Aldehyde dehydrogenase polymorphisms may also play a role in the development of alcoholic liver injury. ALDHY, an allele which is present in about half of all Chinese and Japanese, encodes an enzyme that is completely nonreactive toward acetaldehyde. ALDHY homozygotic individuals (those who have two copies of this allele) generally have an aversion to alcohol because of the accumulation of acetaldehyde. However, chronic drinkers who are ALDHY heterozygotes (those who have one copy of the ALDHY allele) do not have an alcohol aversion and develop liver injury more frequently and at lower cumulative doses than people with normal aldehyde dehydrogenase.

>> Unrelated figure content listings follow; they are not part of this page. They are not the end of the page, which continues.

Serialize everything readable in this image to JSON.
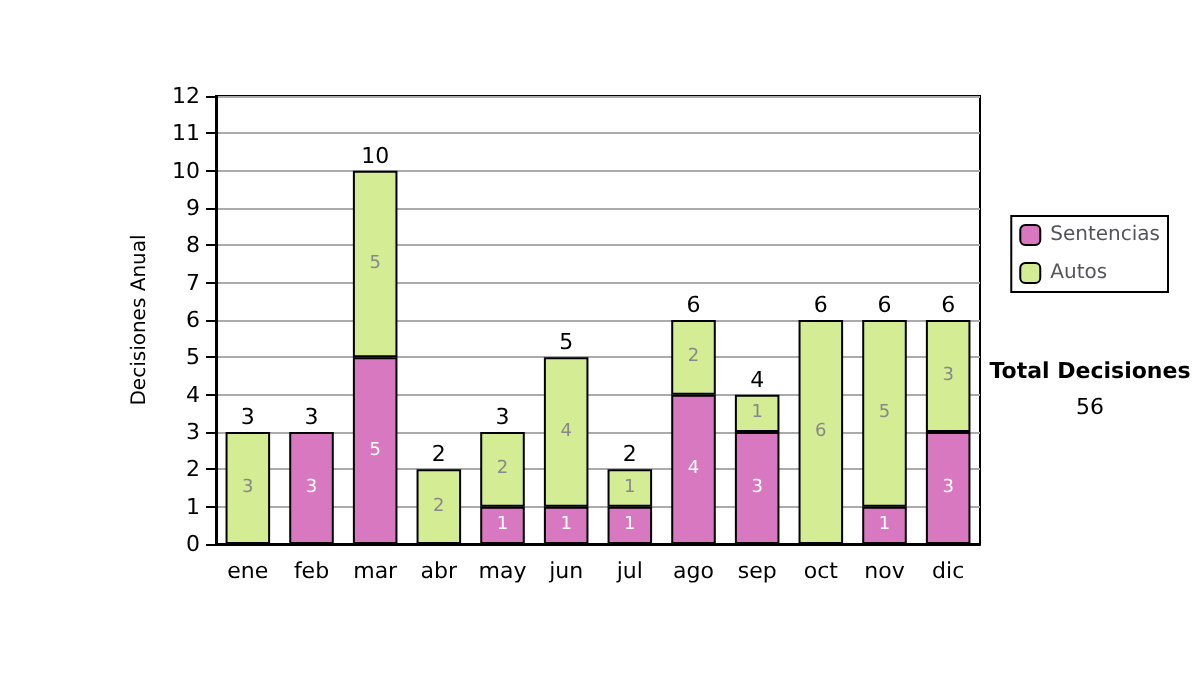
{
  "chart_data": {
    "type": "bar",
    "stacked": true,
    "ylabel": "Decisiones Anual",
    "categories": [
      "ene",
      "feb",
      "mar",
      "abr",
      "may",
      "jun",
      "jul",
      "ago",
      "sep",
      "oct",
      "nov",
      "dic"
    ],
    "series": [
      {
        "name": "Sentencias",
        "color": "#d878c0",
        "values": [
          null,
          3,
          5,
          null,
          1,
          1,
          1,
          4,
          3,
          null,
          1,
          3
        ]
      },
      {
        "name": "Autos",
        "color": "#d4ec94",
        "values": [
          3,
          null,
          5,
          2,
          2,
          4,
          1,
          2,
          1,
          6,
          5,
          3
        ]
      }
    ],
    "totals": [
      "3",
      "3",
      "10",
      "2",
      "3",
      "5",
      "2",
      "6",
      "4",
      "6",
      "6",
      "6"
    ],
    "ylim": [
      0,
      12
    ],
    "yticks": [
      0,
      1,
      2,
      3,
      4,
      5,
      6,
      7,
      8,
      9,
      10,
      11,
      12
    ],
    "grid": "y",
    "legend": "right",
    "data_labels": true,
    "annotations": [
      "Total Decisiones",
      "56"
    ]
  }
}
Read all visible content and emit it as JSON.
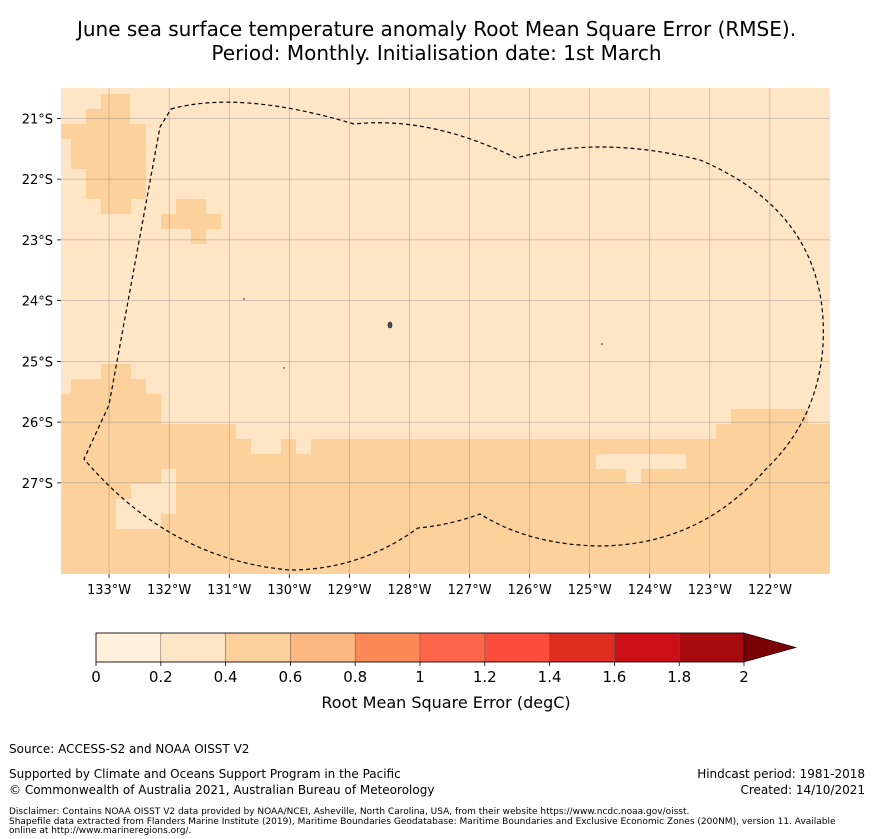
{
  "title_line1": "June sea surface temperature anomaly Root Mean Square Error (RMSE).",
  "title_line2": "Period: Monthly. Initialisation date: 1st March",
  "chart_data": {
    "type": "heatmap",
    "variable": "Root Mean Square Error (degC)",
    "lon_ticks": [
      "133°W",
      "132°W",
      "131°W",
      "130°W",
      "129°W",
      "128°W",
      "127°W",
      "126°W",
      "125°W",
      "124°W",
      "123°W",
      "122°W"
    ],
    "lat_ticks": [
      "21°S",
      "22°S",
      "23°S",
      "24°S",
      "25°S",
      "26°S",
      "27°S"
    ],
    "lon_range": [
      -133.8,
      -121.0
    ],
    "lat_range": [
      -28.5,
      -20.5
    ],
    "grid": true,
    "levels": [
      0,
      0.2,
      0.4,
      0.6,
      0.8,
      1,
      1.2,
      1.4,
      1.6,
      1.8,
      2
    ],
    "level_labels": [
      "0",
      "0.2",
      "0.4",
      "0.6",
      "0.8",
      "1",
      "1.2",
      "1.4",
      "1.6",
      "1.8",
      "2"
    ],
    "colors": [
      "#fff0dc",
      "#fee5c6",
      "#fdd19c",
      "#fdb780",
      "#fc8a58",
      "#fd664b",
      "#fb4c3c",
      "#df2e21",
      "#cc0f17",
      "#a80b0e",
      "#7a0205"
    ],
    "extend": "max",
    "regions": [
      {
        "range": "0.2-0.4",
        "area": "central region (most of domain)"
      },
      {
        "range": "0.4-0.6",
        "area": "southern band south of ~26°S, western edges"
      },
      {
        "range": "0.0-0.2",
        "area": "none visible"
      }
    ],
    "colorbar_label": "Root Mean Square Error (degC)"
  },
  "footer": {
    "source": "Source: ACCESS-S2 and NOAA OISST V2",
    "support": "Supported by Climate and Oceans Support Program in the Pacific",
    "copyright": "© Commonwealth of Australia 2021, Australian Bureau of Meteorology",
    "hindcast": "Hindcast period: 1981-2018",
    "created": "Created: 14/10/2021",
    "disclaimer1": "Disclaimer: Contains NOAA OISST V2 data provided by NOAA/NCEI, Asheville, North Carolina, USA, from their website https://www.ncdc.noaa.gov/oisst.",
    "disclaimer2": "Shapefile data extracted from Flanders Marine Institute (2019), Maritime Boundaries Geodatabase: Maritime Boundaries and Exclusive Economic Zones (200NM), version 11. Available",
    "disclaimer3": "online at http://www.marineregions.org/."
  }
}
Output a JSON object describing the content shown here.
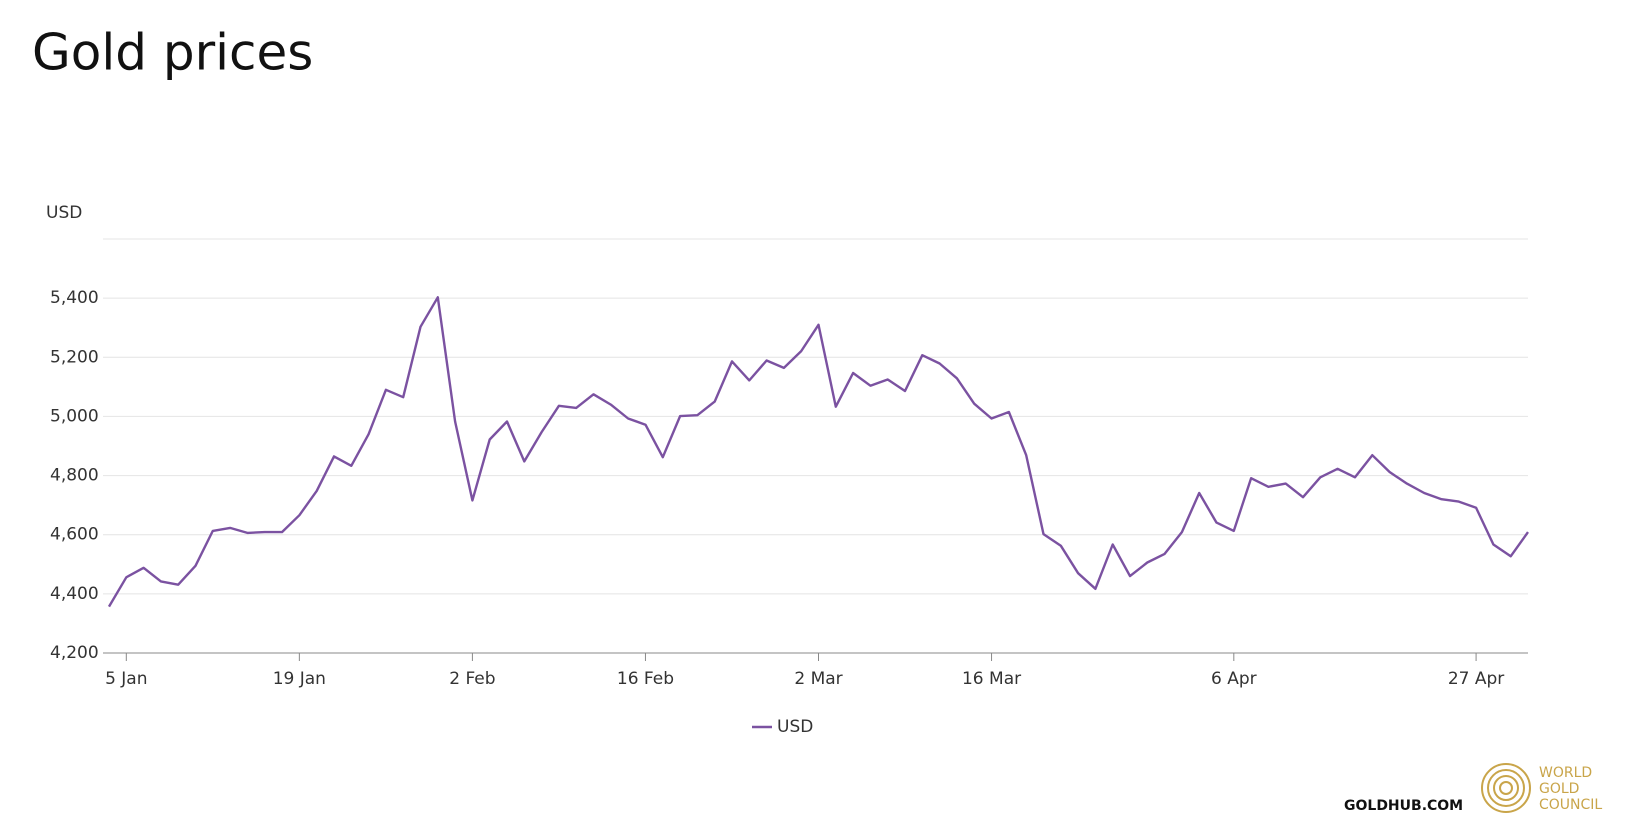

Finally, gender also may play a role in the development of alcohol-induced liver damage. Some evidence indicates that women are more susceptible than men to the cumulative effects of alcohol on the liver, even though women drink less than men. Compared with men, women who have alcoholic liver injuries remain at higher risk of disease progression even with abstinence. This curious gender difference suggests that gastric alcohol dehydrogenase may be a causative factor. alcohol dehydrogenase is present at high levels in the liver in both men and women, but differences in gastrointestinal alcohol dehydrogenase between men and women may affect its bioavailability. Women have lower levels of gastric alcohol dehydrogenase activity than men so their livers receive more concentrated levels of alcohol from the gut, thereby placing women at greater risk for liver damage. Although this is an interesting concept, other investigators have found no such gender differences in gastric alcohol dehydrogenase activity, and some researchers question the significance of the stomach in the first-pass metabolism of alcohol.

Gender differences in alcohol-induced liver injury may be related to gender differences in the metabolism of fatty acids rather than alcohol itself. The accumulation of nonmetabolized fatty acids in the liver through alcohol inhibition of the oxidation of fatty acids by hepatic mitochondria has long been known to be part of the alcoholic disease process. It is believed the infiltration of fat impairs intracellular functioning and causes cell injury (NIAAA).